Seeing their house awoke an old sentimental ghost in me, the specter of my mother in that first year, while dad was out with the cows or mending horses. I've never asked her much about what they did in Vermont. It was before we came along. Maybe she took walks up 22A into the center of the town, a library book under her arm. Maybe she found a bench, first pausing to watch a crow land on one of the church steeples. Maybe she took up knitting.

The green in the center of the town was prime for ghosts. Desolate and oversized, it was lined with elaborate and spread out mansions where slate-mining slave owners once lived. One built of marble was lit from the inside and out, now an inn, abutted by an awning under which children were playing with pumpkins. The rest of the square was quiet and startlingly empty, left to ponder the grave weight of its own vast emptiness. I had never come across such an enigma of a town, stuck, like the grande dame who refuses to move on from her increasingly poorly attended tea parties, in a very awkward stage between grand and desolate.

Not quite Mandrake Falls.

Further south, where the hills became steeper and roads wound round like string, we tiptoed past Mount Okemo through the tiny ski resort town of Ludlow, and to our inn on the other side.

"The moose are rutting," our kind innkeeper warned us as he showed us to our room, on hearing that we'd booked a dinner table at an inn up the road. "You hit them going forty miles an hour and take their legs out from under them."

After feasting on artichoke soup and buckwheat gnocchi, lamb stew and cinnamon ice cream, we drove slowly back in the rain, full-bellied, gripping the steering wheel and watching for dark objects moving in the roadside. "Out of forty moose hits this year, there's only been one survivor." We didn't like those odds. Lest we become ghosts ourselves.

We slept underneath a mama spider guarding her egg sac, hearing the occasional creak of the floorboards above.
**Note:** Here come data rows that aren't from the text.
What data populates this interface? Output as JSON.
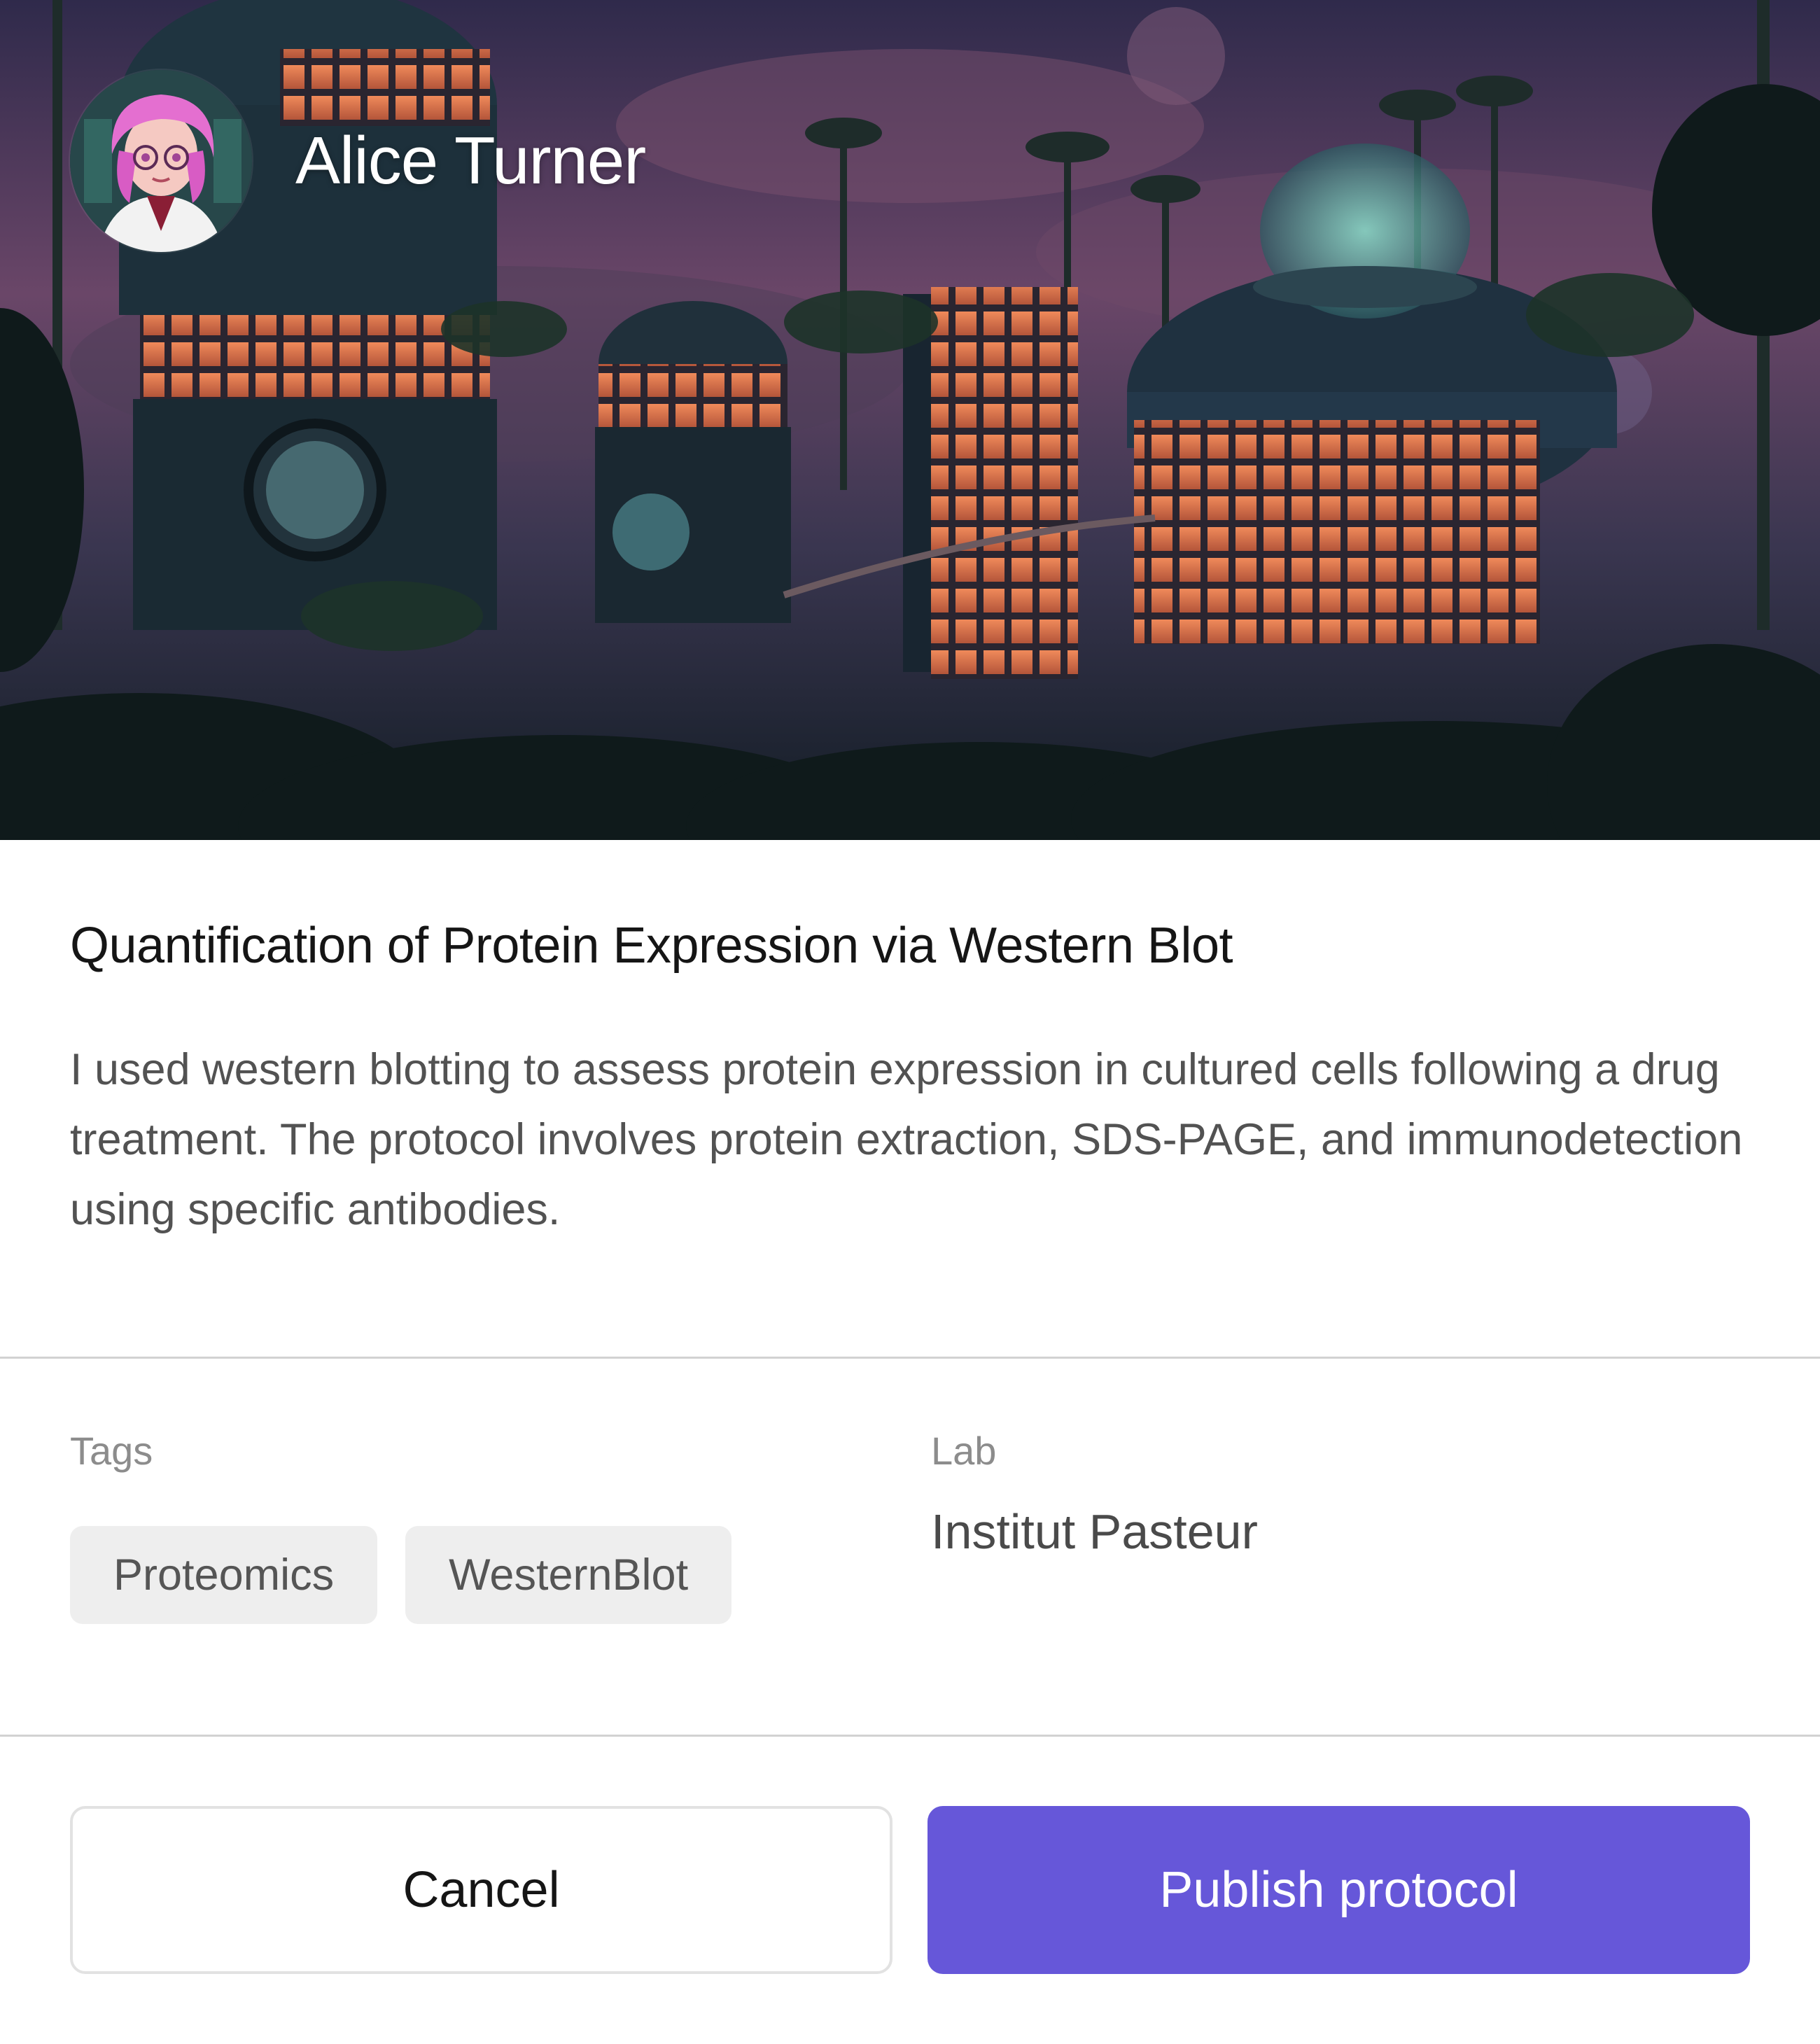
{
  "author": {
    "name": "Alice Turner",
    "avatar_icon": "scientist-avatar"
  },
  "hero": {
    "image_icon": "futuristic-lab-illustration"
  },
  "protocol": {
    "title": "Quantification of Protein Expression via Western Blot",
    "description": "I used western blotting to assess protein expression in cultured cells following a drug treatment. The protocol involves protein extraction, SDS-PAGE, and immunodetection using specific antibodies."
  },
  "tags": {
    "label": "Tags",
    "items": [
      "Proteomics",
      "WesternBlot"
    ]
  },
  "lab": {
    "label": "Lab",
    "value": "Institut Pasteur"
  },
  "actions": {
    "cancel_label": "Cancel",
    "publish_label": "Publish protocol"
  },
  "colors": {
    "primary": "#6657d9",
    "tag_background": "#eeeeee",
    "divider": "#d2d2d2"
  }
}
And we rose early, cold. "I think I might buy a blanket today," I said, and so in a textile shop of linens and lace in Woodstock, Vermont (one tuba player short of Mandrake Falls), I found an old wool blanket, well-loved, for a price I was willing to pay for warmth. This was after we'd hopped over rocks at Quechee Gorge, invigorated, laughing out loud. Watching the sky for patches of blue. Dazzled by the colors.

In the oldest independent bookstore in Vermont, I nearly bought Robert Frost, but thought that it would be too cliche. Not that I didn't buy maple syrup and Vermont cheddar. Not that I didn't talk about the dazzling colors. Not that I didn't honestly go there looking for Gary Cooper playing his tuba or Rosemary Clooney singing at a piano because she can't sleep.

I could hardly be so innocent with my talk of ghosts.

Three hours into our trip back, we were already on CT-15, listening to This American Life, a story about prisoners performing Hamlet. Shakespeare and prison - on the opposite end of the spectrum from Capra and marble mansions. We listed the things we looked forward to coming back to in New York: Public transportation. A hot shower. The absence of colonial furniture. A nice cup of tea.

And, still, it was bittersweet. Because as hard as it is to imagine ever being able to carve a life out for ourselves in Vermont, among towns that aspire to be Capra's Mandrake Falls and the quiet of wide and desolate greens, among rutting moose and foliage tourists, the ghost of the place won't leave me alone. When I close my eyes I see picket fences and crows landing on steeples; I see reds, golds, oranges, and greens.